Awakened Leadership and the Myth of ‘Artificial’ Intelligence

As the role of Artificial Intelligence is increasing in everything, I’ve been wondering: If we, as human beings, are a part of nature, how can anything we create be artificial?

We see a beaver’s dam or a spider’s web as natural. Yet we see a skyscraper or a silicon chip as artificial. But are they? Or are they all just different expressions of the same, singular life force, building structures from the raw materials of the earth?

This distinction is now at the very center of the anxiety leaders face. We are framing the rise of Artificial Intelligence as a contest between the natural human and the artificial machine. We are being told to prepare for a competitor.

But what if this entire premise is flawed, and the line we’ve drawn is imaginary?

The definition of the word artificial is that it is made by humans rather than naturally occurring. This definition is naive, as it simply assumes that what is made by humans is not naturally occurring.

Think about it: A beaver fells trees to build a dam. We call this natural. A human fells trees to build a cabin. We call this artificial.

In that sense, a city is no less or more natural than a coral reef or an ant hill; it’s just a different, and uniquely human, expression of an animal modifying its environment.

The word ‘artificial’ originally comes from the Latin artificium. This doesn’t mean unnatural or fake. It means craft, skill, or art. It comes from ars (art) and facere (to make). An “artifice” is simply a thing made by skill.

A spider’s web is a spider’s artifice. A beaver’s dam is a beaver’s artifice. A silicon chip is our artifice. All are expressions of life’s intelligence, using the available materials of the world to build something.

A skeptic would rightly argue that there is a material difference: The beaver’s dam is biodegradable and part of a living cycle; the silicon chip creates toxic, linear waste while placing a heavy energy burden on the planet. 

This critique is true, urgent, and a perfect symptom of the problem. This ecological crisis is a reflection of the kind of intelligence we have over-valued.

Before we can fix what we make, we must understand the part of ourselves that is making it.

When we see this, the panic begins to settle. If AI is not an alien invader, but is a product of our own nature (which it is), then it is not our competitor; it is our mirror.

And what does this mirror show us?

It reflects back one part of our own intelligence, magnified to an almost unimaginable degree: the calculating mind – the part that analyzes, predicts, finds patterns, and processes data.

It is perhaps the ultimate expression of the logical, analytical, so-called ‘left-brain’ function that has been so highly valued in leadership in the recent past. It can potentially process more data, faster, than perhaps any human mind ever could.

But this is where the mirror’s reflection stops.

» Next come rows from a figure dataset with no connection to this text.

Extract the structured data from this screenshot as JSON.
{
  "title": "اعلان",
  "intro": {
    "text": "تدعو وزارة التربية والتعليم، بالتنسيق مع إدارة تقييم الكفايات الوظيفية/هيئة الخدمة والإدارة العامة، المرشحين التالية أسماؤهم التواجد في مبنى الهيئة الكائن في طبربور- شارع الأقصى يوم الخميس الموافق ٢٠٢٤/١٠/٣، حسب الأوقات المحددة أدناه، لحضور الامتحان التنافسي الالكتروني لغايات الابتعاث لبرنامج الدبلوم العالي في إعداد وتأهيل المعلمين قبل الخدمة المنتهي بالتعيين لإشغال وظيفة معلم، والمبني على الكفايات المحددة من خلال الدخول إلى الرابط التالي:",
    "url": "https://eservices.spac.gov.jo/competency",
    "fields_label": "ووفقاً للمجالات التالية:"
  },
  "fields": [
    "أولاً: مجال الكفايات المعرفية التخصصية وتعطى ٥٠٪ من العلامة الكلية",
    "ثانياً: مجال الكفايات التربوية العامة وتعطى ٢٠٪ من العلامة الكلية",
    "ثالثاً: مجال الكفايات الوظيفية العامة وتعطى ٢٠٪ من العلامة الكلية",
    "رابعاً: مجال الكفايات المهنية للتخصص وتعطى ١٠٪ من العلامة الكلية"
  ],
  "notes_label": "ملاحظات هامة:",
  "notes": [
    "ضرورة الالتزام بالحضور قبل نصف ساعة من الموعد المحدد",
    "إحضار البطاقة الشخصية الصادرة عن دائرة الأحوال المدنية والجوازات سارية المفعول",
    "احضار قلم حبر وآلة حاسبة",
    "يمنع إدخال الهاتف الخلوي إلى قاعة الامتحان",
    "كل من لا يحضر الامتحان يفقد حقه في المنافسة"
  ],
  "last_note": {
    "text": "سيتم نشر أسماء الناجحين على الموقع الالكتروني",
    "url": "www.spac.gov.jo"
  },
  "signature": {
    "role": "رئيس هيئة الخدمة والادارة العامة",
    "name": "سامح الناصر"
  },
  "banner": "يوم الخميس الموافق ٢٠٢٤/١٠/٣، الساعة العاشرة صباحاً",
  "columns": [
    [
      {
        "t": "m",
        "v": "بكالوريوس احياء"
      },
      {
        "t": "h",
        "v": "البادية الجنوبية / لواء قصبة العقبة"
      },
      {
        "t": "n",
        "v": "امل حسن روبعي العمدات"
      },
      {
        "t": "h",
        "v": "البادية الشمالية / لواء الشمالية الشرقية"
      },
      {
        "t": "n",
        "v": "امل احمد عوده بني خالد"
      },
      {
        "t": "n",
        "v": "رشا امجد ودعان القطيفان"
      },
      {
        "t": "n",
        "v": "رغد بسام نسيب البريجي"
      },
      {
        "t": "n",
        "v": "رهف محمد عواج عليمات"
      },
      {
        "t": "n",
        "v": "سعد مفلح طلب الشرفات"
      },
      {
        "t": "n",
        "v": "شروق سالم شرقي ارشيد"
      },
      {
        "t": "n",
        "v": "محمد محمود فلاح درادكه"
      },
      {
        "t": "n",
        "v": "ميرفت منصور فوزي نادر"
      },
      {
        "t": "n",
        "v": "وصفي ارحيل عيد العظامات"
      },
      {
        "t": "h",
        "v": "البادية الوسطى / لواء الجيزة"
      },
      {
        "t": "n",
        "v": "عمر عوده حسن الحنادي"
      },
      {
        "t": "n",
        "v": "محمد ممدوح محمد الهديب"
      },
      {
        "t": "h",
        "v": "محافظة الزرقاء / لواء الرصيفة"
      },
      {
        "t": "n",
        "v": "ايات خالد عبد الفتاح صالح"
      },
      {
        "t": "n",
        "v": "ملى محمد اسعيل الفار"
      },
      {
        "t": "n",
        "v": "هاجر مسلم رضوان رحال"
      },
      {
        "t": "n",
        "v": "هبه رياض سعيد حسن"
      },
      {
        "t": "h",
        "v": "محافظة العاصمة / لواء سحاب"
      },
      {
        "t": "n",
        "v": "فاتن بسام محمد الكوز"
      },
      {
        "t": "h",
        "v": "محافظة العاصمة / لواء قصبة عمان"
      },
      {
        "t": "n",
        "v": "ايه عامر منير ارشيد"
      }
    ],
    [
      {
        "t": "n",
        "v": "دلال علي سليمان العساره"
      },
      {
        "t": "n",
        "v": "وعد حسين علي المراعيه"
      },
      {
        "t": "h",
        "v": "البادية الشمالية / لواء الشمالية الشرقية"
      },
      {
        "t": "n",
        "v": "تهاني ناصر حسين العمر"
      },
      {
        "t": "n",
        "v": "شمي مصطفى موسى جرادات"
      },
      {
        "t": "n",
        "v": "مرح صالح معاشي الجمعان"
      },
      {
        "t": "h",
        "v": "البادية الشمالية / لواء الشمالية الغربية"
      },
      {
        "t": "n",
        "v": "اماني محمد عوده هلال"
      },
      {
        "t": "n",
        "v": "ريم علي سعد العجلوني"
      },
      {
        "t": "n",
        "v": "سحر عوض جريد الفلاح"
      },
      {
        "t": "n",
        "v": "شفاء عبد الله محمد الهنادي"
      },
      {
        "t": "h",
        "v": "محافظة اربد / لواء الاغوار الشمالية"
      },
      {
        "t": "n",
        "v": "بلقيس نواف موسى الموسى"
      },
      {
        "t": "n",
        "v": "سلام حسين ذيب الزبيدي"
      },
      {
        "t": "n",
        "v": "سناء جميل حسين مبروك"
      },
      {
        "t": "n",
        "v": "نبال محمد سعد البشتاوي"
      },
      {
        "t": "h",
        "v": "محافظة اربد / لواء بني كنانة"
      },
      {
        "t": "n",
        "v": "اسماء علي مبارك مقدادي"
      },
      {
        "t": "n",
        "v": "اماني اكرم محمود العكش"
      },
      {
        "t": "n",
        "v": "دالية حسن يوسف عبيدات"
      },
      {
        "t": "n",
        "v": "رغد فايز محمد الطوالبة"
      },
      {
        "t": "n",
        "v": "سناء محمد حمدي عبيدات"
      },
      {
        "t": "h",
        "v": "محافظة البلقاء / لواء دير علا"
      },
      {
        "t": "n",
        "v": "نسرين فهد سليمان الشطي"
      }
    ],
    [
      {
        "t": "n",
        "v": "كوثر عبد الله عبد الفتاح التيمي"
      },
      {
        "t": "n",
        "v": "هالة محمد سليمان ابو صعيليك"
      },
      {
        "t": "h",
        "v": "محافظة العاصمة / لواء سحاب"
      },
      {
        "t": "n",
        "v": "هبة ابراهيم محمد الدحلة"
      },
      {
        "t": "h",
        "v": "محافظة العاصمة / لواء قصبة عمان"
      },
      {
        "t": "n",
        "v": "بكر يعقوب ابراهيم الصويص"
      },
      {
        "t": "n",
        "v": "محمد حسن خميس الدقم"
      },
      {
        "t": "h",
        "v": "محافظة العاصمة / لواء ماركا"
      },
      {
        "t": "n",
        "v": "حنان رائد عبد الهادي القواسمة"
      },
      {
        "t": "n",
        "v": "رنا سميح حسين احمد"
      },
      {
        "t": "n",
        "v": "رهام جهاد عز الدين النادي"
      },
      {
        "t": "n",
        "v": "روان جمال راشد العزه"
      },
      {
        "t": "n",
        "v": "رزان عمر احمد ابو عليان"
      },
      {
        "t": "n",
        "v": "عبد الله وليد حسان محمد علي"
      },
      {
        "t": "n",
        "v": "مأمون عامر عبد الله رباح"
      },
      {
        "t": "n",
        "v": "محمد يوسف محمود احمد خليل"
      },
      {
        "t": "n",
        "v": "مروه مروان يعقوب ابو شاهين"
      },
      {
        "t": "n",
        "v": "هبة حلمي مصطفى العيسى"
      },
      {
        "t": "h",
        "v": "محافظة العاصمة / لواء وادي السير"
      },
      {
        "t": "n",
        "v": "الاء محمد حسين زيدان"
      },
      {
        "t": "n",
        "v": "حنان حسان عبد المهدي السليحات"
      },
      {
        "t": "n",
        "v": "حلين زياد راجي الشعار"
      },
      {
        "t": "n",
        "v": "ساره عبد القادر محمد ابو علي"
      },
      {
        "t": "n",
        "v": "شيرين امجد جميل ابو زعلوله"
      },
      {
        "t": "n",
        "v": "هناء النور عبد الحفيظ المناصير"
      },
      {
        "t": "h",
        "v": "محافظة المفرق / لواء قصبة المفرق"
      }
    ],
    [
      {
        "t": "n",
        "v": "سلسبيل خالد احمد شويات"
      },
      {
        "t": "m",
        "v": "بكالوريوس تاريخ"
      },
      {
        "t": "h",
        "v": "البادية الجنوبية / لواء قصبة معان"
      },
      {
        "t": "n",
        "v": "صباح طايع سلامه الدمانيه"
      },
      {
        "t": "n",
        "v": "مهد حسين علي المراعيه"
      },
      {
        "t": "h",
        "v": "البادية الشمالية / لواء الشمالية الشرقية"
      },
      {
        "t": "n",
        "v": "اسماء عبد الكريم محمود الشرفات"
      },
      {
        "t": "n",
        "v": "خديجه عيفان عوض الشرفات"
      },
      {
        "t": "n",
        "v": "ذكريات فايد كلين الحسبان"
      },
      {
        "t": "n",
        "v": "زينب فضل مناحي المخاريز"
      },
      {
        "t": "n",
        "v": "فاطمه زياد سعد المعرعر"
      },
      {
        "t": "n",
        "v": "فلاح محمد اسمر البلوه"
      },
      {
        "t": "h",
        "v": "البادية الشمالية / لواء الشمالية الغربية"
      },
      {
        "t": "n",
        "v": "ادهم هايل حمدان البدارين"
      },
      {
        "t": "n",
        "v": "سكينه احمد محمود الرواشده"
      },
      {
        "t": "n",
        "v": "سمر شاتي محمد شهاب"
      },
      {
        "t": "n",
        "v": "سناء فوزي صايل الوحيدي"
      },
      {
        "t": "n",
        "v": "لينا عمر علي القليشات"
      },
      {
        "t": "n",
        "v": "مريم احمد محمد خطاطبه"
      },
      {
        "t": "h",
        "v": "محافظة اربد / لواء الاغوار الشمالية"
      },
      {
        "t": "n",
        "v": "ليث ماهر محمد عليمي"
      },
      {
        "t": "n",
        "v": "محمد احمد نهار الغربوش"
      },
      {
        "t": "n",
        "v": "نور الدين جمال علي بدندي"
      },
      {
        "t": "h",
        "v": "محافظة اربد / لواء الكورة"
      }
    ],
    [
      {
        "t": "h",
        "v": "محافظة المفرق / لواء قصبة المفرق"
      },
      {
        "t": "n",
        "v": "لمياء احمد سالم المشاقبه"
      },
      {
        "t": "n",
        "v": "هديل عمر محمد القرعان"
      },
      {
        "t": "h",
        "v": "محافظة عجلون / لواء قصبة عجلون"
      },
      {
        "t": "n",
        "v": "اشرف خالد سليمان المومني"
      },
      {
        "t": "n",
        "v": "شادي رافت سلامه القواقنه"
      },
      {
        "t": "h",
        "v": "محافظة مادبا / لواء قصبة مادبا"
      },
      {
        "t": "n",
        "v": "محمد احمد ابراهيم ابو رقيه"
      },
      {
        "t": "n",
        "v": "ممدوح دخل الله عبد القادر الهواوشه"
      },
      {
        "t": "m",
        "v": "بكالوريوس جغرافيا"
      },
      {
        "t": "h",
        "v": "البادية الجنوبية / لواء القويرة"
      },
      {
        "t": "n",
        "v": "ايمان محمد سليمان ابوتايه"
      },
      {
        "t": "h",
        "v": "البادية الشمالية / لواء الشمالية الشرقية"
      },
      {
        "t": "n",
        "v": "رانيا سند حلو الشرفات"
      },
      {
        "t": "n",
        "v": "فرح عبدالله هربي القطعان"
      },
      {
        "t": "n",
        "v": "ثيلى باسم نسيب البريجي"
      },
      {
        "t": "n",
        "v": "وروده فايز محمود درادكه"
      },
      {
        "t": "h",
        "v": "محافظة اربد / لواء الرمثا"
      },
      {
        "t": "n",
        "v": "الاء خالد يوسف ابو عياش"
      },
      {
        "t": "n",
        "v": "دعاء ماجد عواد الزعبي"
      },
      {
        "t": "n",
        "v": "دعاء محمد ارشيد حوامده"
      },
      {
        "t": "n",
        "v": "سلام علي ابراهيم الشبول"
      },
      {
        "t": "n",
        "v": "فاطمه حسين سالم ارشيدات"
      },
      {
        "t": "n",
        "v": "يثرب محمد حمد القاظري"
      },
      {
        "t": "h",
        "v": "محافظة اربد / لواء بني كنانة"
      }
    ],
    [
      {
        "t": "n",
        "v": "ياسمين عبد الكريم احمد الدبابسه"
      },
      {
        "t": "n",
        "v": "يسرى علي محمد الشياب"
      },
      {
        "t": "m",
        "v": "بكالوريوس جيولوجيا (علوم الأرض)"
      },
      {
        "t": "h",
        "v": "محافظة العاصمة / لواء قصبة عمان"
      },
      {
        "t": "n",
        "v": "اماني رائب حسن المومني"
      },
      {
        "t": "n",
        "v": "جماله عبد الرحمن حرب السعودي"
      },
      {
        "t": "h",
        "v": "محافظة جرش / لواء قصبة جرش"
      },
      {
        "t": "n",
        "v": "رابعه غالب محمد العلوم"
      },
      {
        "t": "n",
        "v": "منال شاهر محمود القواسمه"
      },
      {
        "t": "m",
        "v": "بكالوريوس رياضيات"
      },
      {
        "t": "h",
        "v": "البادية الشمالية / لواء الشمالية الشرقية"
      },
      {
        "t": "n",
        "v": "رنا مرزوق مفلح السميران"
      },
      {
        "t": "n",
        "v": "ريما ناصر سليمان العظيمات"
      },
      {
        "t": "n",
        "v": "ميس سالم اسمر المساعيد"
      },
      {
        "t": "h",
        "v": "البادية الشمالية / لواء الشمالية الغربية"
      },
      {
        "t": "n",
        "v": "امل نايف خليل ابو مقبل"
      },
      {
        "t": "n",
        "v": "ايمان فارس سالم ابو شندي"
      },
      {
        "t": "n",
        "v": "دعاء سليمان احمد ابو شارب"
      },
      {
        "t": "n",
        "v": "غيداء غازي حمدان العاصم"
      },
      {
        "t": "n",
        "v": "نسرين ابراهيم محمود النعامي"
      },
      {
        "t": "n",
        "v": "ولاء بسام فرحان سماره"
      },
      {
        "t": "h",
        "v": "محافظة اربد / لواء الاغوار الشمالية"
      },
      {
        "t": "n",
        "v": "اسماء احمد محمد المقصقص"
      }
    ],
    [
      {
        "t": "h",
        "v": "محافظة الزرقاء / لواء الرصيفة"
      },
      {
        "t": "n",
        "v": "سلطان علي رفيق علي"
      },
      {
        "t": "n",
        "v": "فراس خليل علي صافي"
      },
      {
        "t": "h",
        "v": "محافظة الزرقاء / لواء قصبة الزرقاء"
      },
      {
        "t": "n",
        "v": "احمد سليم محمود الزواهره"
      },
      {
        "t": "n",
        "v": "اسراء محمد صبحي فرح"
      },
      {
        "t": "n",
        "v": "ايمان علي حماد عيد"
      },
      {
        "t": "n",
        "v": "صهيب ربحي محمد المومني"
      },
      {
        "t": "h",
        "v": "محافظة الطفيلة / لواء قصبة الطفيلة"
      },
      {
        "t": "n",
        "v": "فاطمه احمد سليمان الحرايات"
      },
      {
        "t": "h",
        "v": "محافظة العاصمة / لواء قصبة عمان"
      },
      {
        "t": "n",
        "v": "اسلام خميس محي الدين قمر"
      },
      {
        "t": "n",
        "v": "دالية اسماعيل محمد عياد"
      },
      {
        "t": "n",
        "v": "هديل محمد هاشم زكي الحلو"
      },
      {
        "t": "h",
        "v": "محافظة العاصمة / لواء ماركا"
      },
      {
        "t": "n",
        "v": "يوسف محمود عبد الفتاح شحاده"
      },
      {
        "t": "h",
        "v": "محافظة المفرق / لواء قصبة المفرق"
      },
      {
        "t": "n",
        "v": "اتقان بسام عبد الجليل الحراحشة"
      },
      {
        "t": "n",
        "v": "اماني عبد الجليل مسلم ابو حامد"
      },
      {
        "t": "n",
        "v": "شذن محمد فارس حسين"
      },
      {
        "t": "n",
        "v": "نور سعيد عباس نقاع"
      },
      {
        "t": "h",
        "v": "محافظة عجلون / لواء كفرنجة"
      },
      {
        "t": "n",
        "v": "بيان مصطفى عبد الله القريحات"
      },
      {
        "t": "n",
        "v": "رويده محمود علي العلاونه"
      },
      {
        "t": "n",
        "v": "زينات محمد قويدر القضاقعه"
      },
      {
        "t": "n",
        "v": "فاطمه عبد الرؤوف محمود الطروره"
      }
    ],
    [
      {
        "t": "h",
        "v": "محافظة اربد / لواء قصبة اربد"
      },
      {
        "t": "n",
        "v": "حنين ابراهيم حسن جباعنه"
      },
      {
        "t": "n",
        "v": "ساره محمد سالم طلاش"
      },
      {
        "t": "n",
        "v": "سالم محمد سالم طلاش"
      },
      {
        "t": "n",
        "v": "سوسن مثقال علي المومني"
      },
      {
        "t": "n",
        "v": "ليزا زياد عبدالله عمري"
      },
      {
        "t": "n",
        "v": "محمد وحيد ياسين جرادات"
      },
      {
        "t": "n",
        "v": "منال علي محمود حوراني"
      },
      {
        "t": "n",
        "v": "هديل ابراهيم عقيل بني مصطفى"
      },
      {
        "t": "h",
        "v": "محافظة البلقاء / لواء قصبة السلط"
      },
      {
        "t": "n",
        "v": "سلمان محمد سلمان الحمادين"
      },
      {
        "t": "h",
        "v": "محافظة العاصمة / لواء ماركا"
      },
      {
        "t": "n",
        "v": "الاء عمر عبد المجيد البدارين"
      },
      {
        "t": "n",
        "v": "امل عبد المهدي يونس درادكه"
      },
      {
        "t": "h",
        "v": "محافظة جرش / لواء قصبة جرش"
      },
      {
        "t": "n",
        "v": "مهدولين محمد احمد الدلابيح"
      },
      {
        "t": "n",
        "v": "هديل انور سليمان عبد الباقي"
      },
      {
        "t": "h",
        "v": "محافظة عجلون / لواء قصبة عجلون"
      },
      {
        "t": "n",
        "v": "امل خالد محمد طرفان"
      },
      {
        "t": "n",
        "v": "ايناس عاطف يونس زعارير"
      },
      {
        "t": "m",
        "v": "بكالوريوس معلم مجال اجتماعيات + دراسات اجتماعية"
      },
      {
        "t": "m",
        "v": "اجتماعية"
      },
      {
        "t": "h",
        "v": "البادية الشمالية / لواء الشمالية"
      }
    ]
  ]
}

It might be a powerful expression of our intellect, but it is void of our essence.

AI has calculation, but no consciousness. It has data, but no discernment.

It can generate a response, but it cannot be present.

Just as a calculator can perform mathematics but cannot understand the nature of reality the way mathematicians do.

It can follow its programming, even re-write its programming, but it cannot act from a place of integrity or hold the profound, paradoxical tensions of leadership and of life. This is because being human does not simply involve calculating, it involves living.

This is why the rise of AI is perhaps not a threat, but one of the most significant leadership development possibilities of our lifetime.

What if nature will always evolve to its highest expression? By creating an ‘artifice’ that can so master the game of pure calculation, it is possible that nature is simply paving the path for us to have a deeper experience of our own essence.

For decades, we have promoted and rewarded leaders for their calculating abilities. Now that this game can be played so efficiently by the machine, we are invited to focus on the other dimensions of our existence.

What are these other dimensions? They are the vast, rich territories of our world – inner and outer – that we have been taught to bypass in favor of the calculating mind.

It is the epistemological dimension: the experiential reality of being in our bodies, fully present to our senses.

It is the relational dimension: the capacity for genuine love, compassion, and the creation of deep human connection.

And it is the ontological dimension: the silent, spacious awareness from which all creativity, wisdom, and true insight emerge. This is the very essence of our humanity.

But this evolution is not a guarantee. Whether AI contributes to this future depends entirely on the wisdom we bring to it now. If we are wise, we will use this powerful ‘artifice’ as a tool to free ourselves to live into this new possibility.

The future of leadership is not in being smarter than the machine. It is in being more awake.

The future is in developing our capacity for presence, wisdom, love and compassion. It is in navigating the very world of human consciousness that only human beings can live in.

As a possibility, maybe AI is not here to replace us. Maybe it is here to show us, by its very nature, what our real work has been all along.